Golok Das, a farmer in India’s northeast Assam state, is happy with the harvest produced by his main 6-hectare farm. But he’d love to sell another 4-hectare plot, just half a kilometre away, even though it’s equally fertile.
Why? It sits on the other side of a barbed-wire fence marking the Bangladesh border, and that means he can’t irrigate it.
The fence was built in 1987 to prevent illegal migration from Bangladesh to India. It traces a line about 150 yards inside the actual border, on Indian land, since no treaty agreement allowed a fence to be built on the border itself.
Large tracts of Indian land, including some villages, were left on the far side of the fence. In the Golokganj sector of Dhubri district, more than 8,000 farmers struggle with a fence between their homes and their land.
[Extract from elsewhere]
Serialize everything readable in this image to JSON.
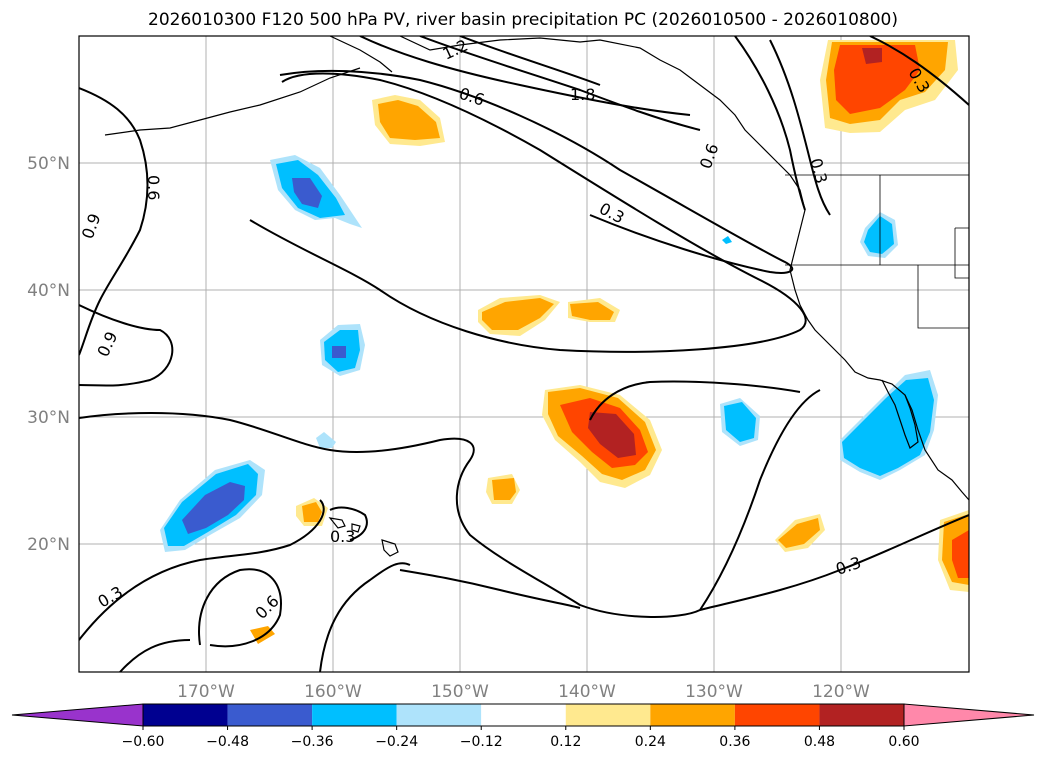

They are allowed to cross though the fence each day to work their holdings, but only at set hours.
Now changing climatic conditions in the region for the first time require farmers to irrigate their land frequently to get a good crop - but legal and bureaucratic obstacles make it hard to invest in irrigation on the far side of the fence, meaning harvests there are two-thirds lower than those on the Indian side.
Less grain across the fence
Farmers say their land on the Indian side of the fence yields nearly 1,500kg of rice a year, while an equivalent area on the Bangladesh side produces no more than 500kg.
By law, construction of any concrete or permanent structure is forbidden near the fence, local people say.
Sarkar said that even taking tractors onto the land requires a lengthy bureaucratic process.
Local people worry they will have to give up farming on the Bangladeshi side of the fence as a result of the weather changes, and complain that neither the district administration nor the Indian government’s Border Security Force (BSF) have been sympathetic to their problems.
8 to 4 farmers
Gates to cross the border are open from 8am to 4pm, a farmer said, and outside these times no Indian citizen is allowed to work land on the Bangladesh side.
In addition, he said, people living on the Bangladeshi side of the border sometimes damage Indian-owned crops or harvest them, leaving Indian growers with no produce to show for their labour.
Farmers and civil society groups have long urged India’s government to purchase their land on the other side of the fence.
Members of Nagarik Unnayan Mancha, a civil society group, say they plan to file a petition on the issue at the Gauhati high court.
The state government, however, says that it cannot act alone on a matter affecting the country’s border.